In ogni caso il ministro, che nel passato aveva avuto incomprensibili aperture poi rettificate, fortunatamente, ha ammesso che, “riconosciamo che sono stati fatti molti passi in avanti”, ma la direttiva “non tiene conto di tutte le esigenze e delle caratteristiche del nostro Paese, anche se è migliorata molto. Un dissenso che abbiamo espresso e argomentato in tutte le sedi, ma che non mette in discussione l’impegno che abbiamo assunto sul fronte della decarbonizzazione e al 2050”.

E sopratutto ci fanno ben sperare le dichiarazioni del nostro premier Giorgia Meloni che giudica il testo approvato a Bruxelles: “Una direttiva pensata malissimo, senza tenere conto di alcuna specificità. È come se efficientare una casa di legno nella tundra finlandese fosse la stessa cosa di efficientare una casa in pietra in un borgo della Sicilia. Solamente dei burocrati chiusi in un palazzo di vetro”… “possono immaginare una cosa del genere. Siamo riusciti a ottenere risultati molto importanti, l’eliminazione dell’avanzamento di una classe energetica da raggiungere in pochi anni, una mazzata che sarebbe costata, mediamente, tra 40-70.000 euro ad abitazione.
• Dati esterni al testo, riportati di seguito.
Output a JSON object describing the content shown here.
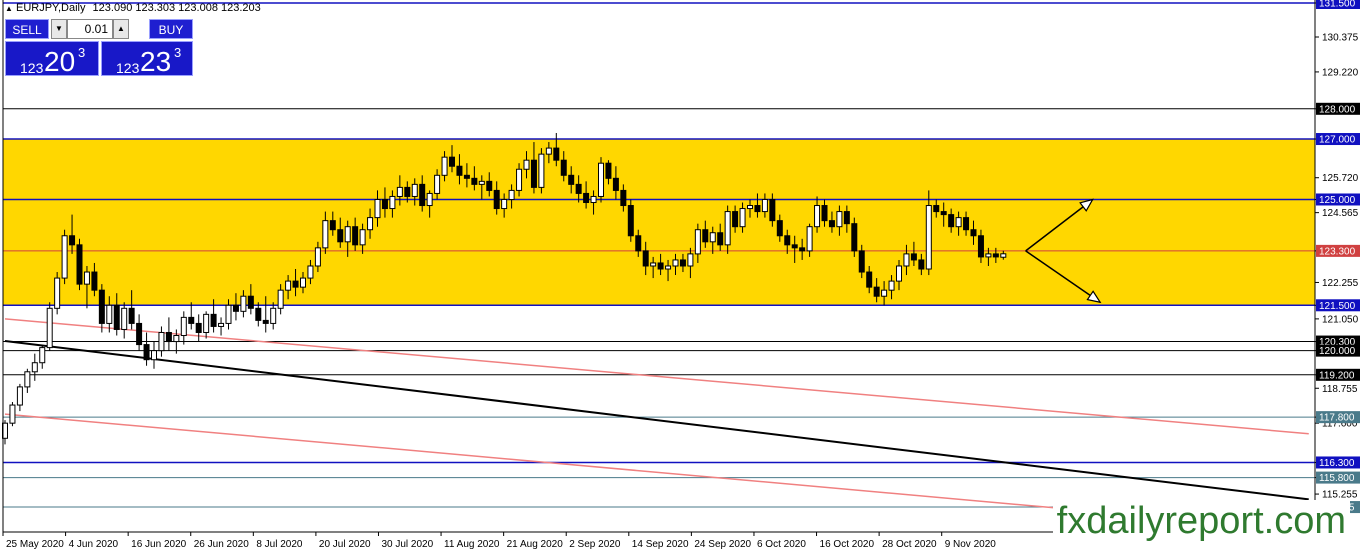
{
  "header": {
    "symbol": "EURJPY,Daily",
    "ohlc": "123.090 123.303 123.008 123.203"
  },
  "trade_panel": {
    "sell_label": "SELL",
    "buy_label": "BUY",
    "lot": "0.01",
    "sell_small": "123",
    "sell_big": "20",
    "sell_sup": "3",
    "buy_small": "123",
    "buy_big": "23",
    "buy_sup": "3"
  },
  "watermark": "fxdailyreport.com",
  "colors": {
    "zone": "#ffd700",
    "blue_line": "#1010c0",
    "black_line": "#000000",
    "teal_line": "#4a7a8a",
    "red_line": "#d04040",
    "pink_line": "#f08080",
    "bull": "#ffffff",
    "bear": "#000000"
  },
  "chart_data": {
    "type": "candlestick",
    "symbol": "EURJPY",
    "timeframe": "Daily",
    "ylim": [
      114.0,
      131.5
    ],
    "y_ticks": [
      "131.500",
      "130.375",
      "129.220",
      "128.000",
      "127.000",
      "125.720",
      "125.000",
      "124.565",
      "123.300",
      "122.255",
      "121.500",
      "121.050",
      "120.300",
      "120.000",
      "119.200",
      "118.755",
      "117.800",
      "117.600",
      "116.300",
      "115.800",
      "115.255",
      "114.825"
    ],
    "x_labels": [
      "25 May 2020",
      "4 Jun 2020",
      "16 Jun 2020",
      "26 Jun 2020",
      "8 Jul 2020",
      "20 Jul 2020",
      "30 Jul 2020",
      "11 Aug 2020",
      "21 Aug 2020",
      "2 Sep 2020",
      "14 Sep 2020",
      "24 Sep 2020",
      "6 Oct 2020",
      "16 Oct 2020",
      "28 Oct 2020",
      "9 Nov 2020"
    ],
    "zones": [
      {
        "from": 125.0,
        "to": 127.0
      },
      {
        "from": 121.5,
        "to": 125.0
      }
    ],
    "horizontal_levels": [
      {
        "price": 131.5,
        "label": "131.500",
        "style": "blue"
      },
      {
        "price": 128.0,
        "label": "128.000",
        "style": "black"
      },
      {
        "price": 127.0,
        "label": "127.000",
        "style": "blue"
      },
      {
        "price": 125.0,
        "label": "125.000",
        "style": "blue"
      },
      {
        "price": 123.3,
        "label": "123.300",
        "style": "red"
      },
      {
        "price": 121.5,
        "label": "121.500",
        "style": "blue"
      },
      {
        "price": 120.3,
        "label": "120.300",
        "style": "black"
      },
      {
        "price": 120.0,
        "label": "120.000",
        "style": "black"
      },
      {
        "price": 119.2,
        "label": "119.200",
        "style": "black"
      },
      {
        "price": 117.8,
        "label": "117.800",
        "style": "teal"
      },
      {
        "price": 116.3,
        "label": "116.300",
        "style": "blue"
      },
      {
        "price": 115.8,
        "label": "115.800",
        "style": "teal"
      },
      {
        "price": 114.825,
        "label": "114.825",
        "style": "teal"
      }
    ],
    "trendlines": [
      {
        "style": "black",
        "from": {
          "bar": 0,
          "price": 120.32
        },
        "to": {
          "bar": 175,
          "price": 115.08
        }
      },
      {
        "style": "pink",
        "from": {
          "bar": 0,
          "price": 121.05
        },
        "to": {
          "bar": 175,
          "price": 117.25
        }
      },
      {
        "style": "pink",
        "from": {
          "bar": 0,
          "price": 117.9
        },
        "to": {
          "bar": 175,
          "price": 114.05
        }
      }
    ],
    "arrows": [
      {
        "from": {
          "bar": 137,
          "price": 123.3
        },
        "to": {
          "bar": 146,
          "price": 125.0
        }
      },
      {
        "from": {
          "bar": 137,
          "price": 123.3
        },
        "to": {
          "bar": 147,
          "price": 121.6
        }
      }
    ],
    "candles": [
      [
        117.1,
        117.7,
        116.9,
        117.6
      ],
      [
        117.6,
        118.3,
        117.5,
        118.2
      ],
      [
        118.2,
        118.9,
        118.0,
        118.8
      ],
      [
        118.8,
        119.4,
        118.6,
        119.3
      ],
      [
        119.3,
        119.9,
        119.0,
        119.6
      ],
      [
        119.6,
        120.2,
        119.4,
        120.1
      ],
      [
        120.1,
        121.6,
        120.0,
        121.4
      ],
      [
        121.4,
        122.6,
        121.2,
        122.4
      ],
      [
        122.4,
        124.0,
        122.2,
        123.8
      ],
      [
        123.8,
        124.5,
        123.2,
        123.5
      ],
      [
        123.5,
        123.7,
        122.0,
        122.2
      ],
      [
        122.2,
        122.8,
        121.4,
        122.6
      ],
      [
        122.6,
        122.9,
        121.8,
        122.0
      ],
      [
        122.0,
        122.2,
        120.6,
        120.9
      ],
      [
        120.9,
        121.8,
        120.6,
        121.5
      ],
      [
        121.5,
        121.9,
        120.5,
        120.7
      ],
      [
        120.7,
        121.6,
        120.4,
        121.4
      ],
      [
        121.4,
        122.0,
        120.7,
        120.9
      ],
      [
        120.9,
        121.2,
        120.0,
        120.2
      ],
      [
        120.2,
        120.6,
        119.5,
        119.7
      ],
      [
        119.7,
        120.3,
        119.4,
        120.0
      ],
      [
        120.0,
        120.8,
        119.8,
        120.6
      ],
      [
        120.6,
        121.1,
        120.0,
        120.3
      ],
      [
        120.3,
        120.7,
        119.9,
        120.5
      ],
      [
        120.5,
        121.3,
        120.2,
        121.1
      ],
      [
        121.1,
        121.6,
        120.7,
        120.9
      ],
      [
        120.9,
        121.2,
        120.3,
        120.6
      ],
      [
        120.6,
        121.3,
        120.4,
        121.2
      ],
      [
        121.2,
        121.7,
        120.6,
        120.8
      ],
      [
        120.8,
        121.1,
        120.5,
        120.9
      ],
      [
        120.9,
        121.7,
        120.7,
        121.5
      ],
      [
        121.5,
        121.9,
        121.0,
        121.3
      ],
      [
        121.3,
        122.0,
        121.1,
        121.8
      ],
      [
        121.8,
        122.2,
        121.2,
        121.4
      ],
      [
        121.4,
        121.6,
        120.8,
        121.0
      ],
      [
        121.0,
        121.8,
        120.6,
        120.9
      ],
      [
        120.9,
        121.6,
        120.7,
        121.4
      ],
      [
        121.4,
        122.2,
        121.2,
        122.0
      ],
      [
        122.0,
        122.5,
        121.7,
        122.3
      ],
      [
        122.3,
        122.7,
        121.8,
        122.1
      ],
      [
        122.1,
        122.6,
        121.9,
        122.4
      ],
      [
        122.4,
        123.0,
        122.2,
        122.8
      ],
      [
        122.8,
        123.6,
        122.6,
        123.4
      ],
      [
        123.4,
        124.6,
        123.2,
        124.3
      ],
      [
        124.3,
        124.6,
        123.8,
        124.0
      ],
      [
        124.0,
        124.4,
        123.4,
        123.6
      ],
      [
        123.6,
        124.3,
        123.1,
        124.1
      ],
      [
        124.1,
        124.4,
        123.3,
        123.5
      ],
      [
        123.5,
        124.2,
        123.2,
        124.0
      ],
      [
        124.0,
        124.7,
        123.7,
        124.4
      ],
      [
        124.4,
        125.3,
        124.1,
        125.0
      ],
      [
        125.0,
        125.4,
        124.4,
        124.7
      ],
      [
        124.7,
        125.3,
        124.4,
        125.1
      ],
      [
        125.1,
        125.8,
        124.8,
        125.4
      ],
      [
        125.4,
        125.6,
        124.9,
        125.1
      ],
      [
        125.1,
        125.7,
        124.8,
        125.5
      ],
      [
        125.5,
        125.8,
        124.6,
        124.8
      ],
      [
        124.8,
        125.3,
        124.4,
        125.2
      ],
      [
        125.2,
        126.0,
        125.0,
        125.8
      ],
      [
        125.8,
        126.6,
        125.6,
        126.4
      ],
      [
        126.4,
        126.8,
        125.9,
        126.1
      ],
      [
        126.1,
        126.5,
        125.5,
        125.8
      ],
      [
        125.8,
        126.2,
        125.4,
        125.7
      ],
      [
        125.7,
        126.1,
        125.3,
        125.5
      ],
      [
        125.5,
        125.8,
        125.0,
        125.6
      ],
      [
        125.6,
        125.9,
        125.1,
        125.3
      ],
      [
        125.3,
        125.6,
        124.5,
        124.7
      ],
      [
        124.7,
        125.2,
        124.4,
        125.0
      ],
      [
        125.0,
        125.5,
        124.7,
        125.3
      ],
      [
        125.3,
        126.2,
        125.1,
        126.0
      ],
      [
        126.0,
        126.6,
        125.7,
        126.3
      ],
      [
        126.3,
        126.9,
        125.2,
        125.4
      ],
      [
        125.4,
        126.7,
        125.2,
        126.5
      ],
      [
        126.5,
        126.9,
        126.2,
        126.7
      ],
      [
        126.7,
        127.2,
        126.1,
        126.3
      ],
      [
        126.3,
        126.6,
        125.6,
        125.8
      ],
      [
        125.8,
        126.1,
        125.2,
        125.5
      ],
      [
        125.5,
        125.8,
        124.9,
        125.2
      ],
      [
        125.2,
        125.6,
        124.7,
        124.9
      ],
      [
        124.9,
        125.3,
        124.5,
        125.1
      ],
      [
        125.1,
        126.4,
        124.9,
        126.2
      ],
      [
        126.2,
        126.3,
        125.5,
        125.7
      ],
      [
        125.7,
        126.1,
        125.0,
        125.3
      ],
      [
        125.3,
        125.5,
        124.6,
        124.8
      ],
      [
        124.8,
        125.0,
        123.6,
        123.8
      ],
      [
        123.8,
        124.0,
        123.1,
        123.3
      ],
      [
        123.3,
        123.6,
        122.5,
        122.8
      ],
      [
        122.8,
        123.1,
        122.4,
        122.9
      ],
      [
        122.9,
        123.2,
        122.5,
        122.7
      ],
      [
        122.7,
        123.0,
        122.3,
        122.8
      ],
      [
        122.8,
        123.2,
        122.5,
        123.0
      ],
      [
        123.0,
        123.2,
        122.6,
        122.8
      ],
      [
        122.8,
        123.4,
        122.4,
        123.2
      ],
      [
        123.2,
        124.2,
        122.9,
        124.0
      ],
      [
        124.0,
        124.3,
        123.4,
        123.6
      ],
      [
        123.6,
        124.1,
        123.2,
        123.9
      ],
      [
        123.9,
        124.2,
        123.3,
        123.5
      ],
      [
        123.5,
        124.8,
        123.2,
        124.6
      ],
      [
        124.6,
        124.8,
        123.9,
        124.1
      ],
      [
        124.1,
        124.9,
        123.9,
        124.7
      ],
      [
        124.7,
        125.0,
        124.4,
        124.8
      ],
      [
        124.8,
        125.2,
        124.4,
        124.6
      ],
      [
        124.6,
        125.2,
        124.4,
        125.0
      ],
      [
        125.0,
        125.2,
        124.1,
        124.3
      ],
      [
        124.3,
        124.5,
        123.6,
        123.8
      ],
      [
        123.8,
        124.0,
        123.2,
        123.5
      ],
      [
        123.5,
        123.8,
        122.9,
        123.4
      ],
      [
        123.4,
        123.7,
        123.0,
        123.3
      ],
      [
        123.3,
        124.2,
        123.1,
        124.1
      ],
      [
        124.1,
        125.1,
        123.9,
        124.8
      ],
      [
        124.8,
        125.0,
        124.1,
        124.3
      ],
      [
        124.3,
        124.6,
        123.9,
        124.1
      ],
      [
        124.1,
        124.8,
        123.8,
        124.6
      ],
      [
        124.6,
        124.8,
        123.9,
        124.2
      ],
      [
        124.2,
        124.4,
        123.1,
        123.3
      ],
      [
        123.3,
        123.5,
        122.4,
        122.6
      ],
      [
        122.6,
        122.8,
        121.9,
        122.1
      ],
      [
        122.1,
        122.4,
        121.6,
        121.8
      ],
      [
        121.8,
        122.3,
        121.5,
        122.0
      ],
      [
        122.0,
        122.5,
        121.7,
        122.3
      ],
      [
        122.3,
        123.0,
        122.0,
        122.8
      ],
      [
        122.8,
        123.5,
        122.5,
        123.2
      ],
      [
        123.2,
        123.6,
        122.8,
        123.0
      ],
      [
        123.0,
        123.2,
        122.5,
        122.7
      ],
      [
        122.7,
        125.3,
        122.5,
        124.8
      ],
      [
        124.8,
        125.0,
        124.4,
        124.6
      ],
      [
        124.6,
        124.9,
        124.1,
        124.5
      ],
      [
        124.5,
        124.7,
        123.9,
        124.1
      ],
      [
        124.1,
        124.6,
        123.8,
        124.4
      ],
      [
        124.4,
        124.6,
        123.8,
        124.0
      ],
      [
        124.0,
        124.3,
        123.5,
        123.8
      ],
      [
        123.8,
        124.0,
        122.9,
        123.1
      ],
      [
        123.1,
        123.4,
        122.8,
        123.2
      ],
      [
        123.2,
        123.4,
        122.9,
        123.1
      ],
      [
        123.09,
        123.303,
        123.008,
        123.203
      ]
    ]
  }
}
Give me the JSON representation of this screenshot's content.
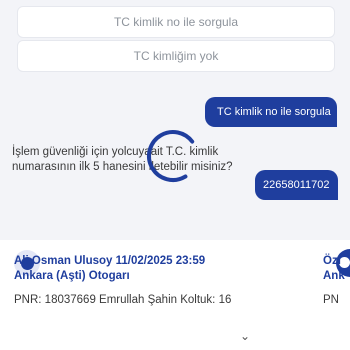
{
  "buttons": {
    "query_by_tc": "TC kimlik no ile sorgula",
    "no_tc": "TC kimliğim yok"
  },
  "chat": {
    "user_bubble": "TC kimlik no ile sorgula",
    "bot_question": "İşlem güvenliği için yolcuyaait T.C. kimlik numarasının ilk 5 hanesini iletebilir misiniz?",
    "user_reply": "22658011702"
  },
  "ticket": {
    "line1": "Ali Osman Ulusoy 11/02/2025 23:59",
    "line2": "Ankara (Aşti) Otogarı",
    "pnr_line": "PNR: 18037669 Emrullah Şahin Koltuk: 16",
    "right_line1": "Özl",
    "right_line2": "Ank",
    "right_pnr": "PN"
  },
  "colors": {
    "primary": "#1f3e9e",
    "background": "#f3f4f8",
    "spinner": "#1f3e9e"
  },
  "icons": {
    "spinner": "loading-spinner-icon",
    "chevron": "chevron-down-icon"
  }
}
Per il momento lo abbiamo evitato, ora ogni governo avrà due anni di tempo per predisporre un piano nazionale per la riduzione delle emissioni inquinanti degli edifici”.

Poi la promessa solenne: “Sono due anni”, assicura la Meloni, “che intendiamo utilizzare per provare a cambiare una normativa che rimane ancora molto, troppo sbilanciata e che per essere ragionevole, a monte, deve rispondere a una banale domanda a cui, però, non ha risposto nessuno finora: chi paga? Perché la risposta sarebbe stata: i cittadini. E allora non si può fare”.

Per tutto questo speriamo dunque in un nuovo parlamento europeo che tenga conto delle peculiarità della storia e della identità dei singoli popoli dell’Unione.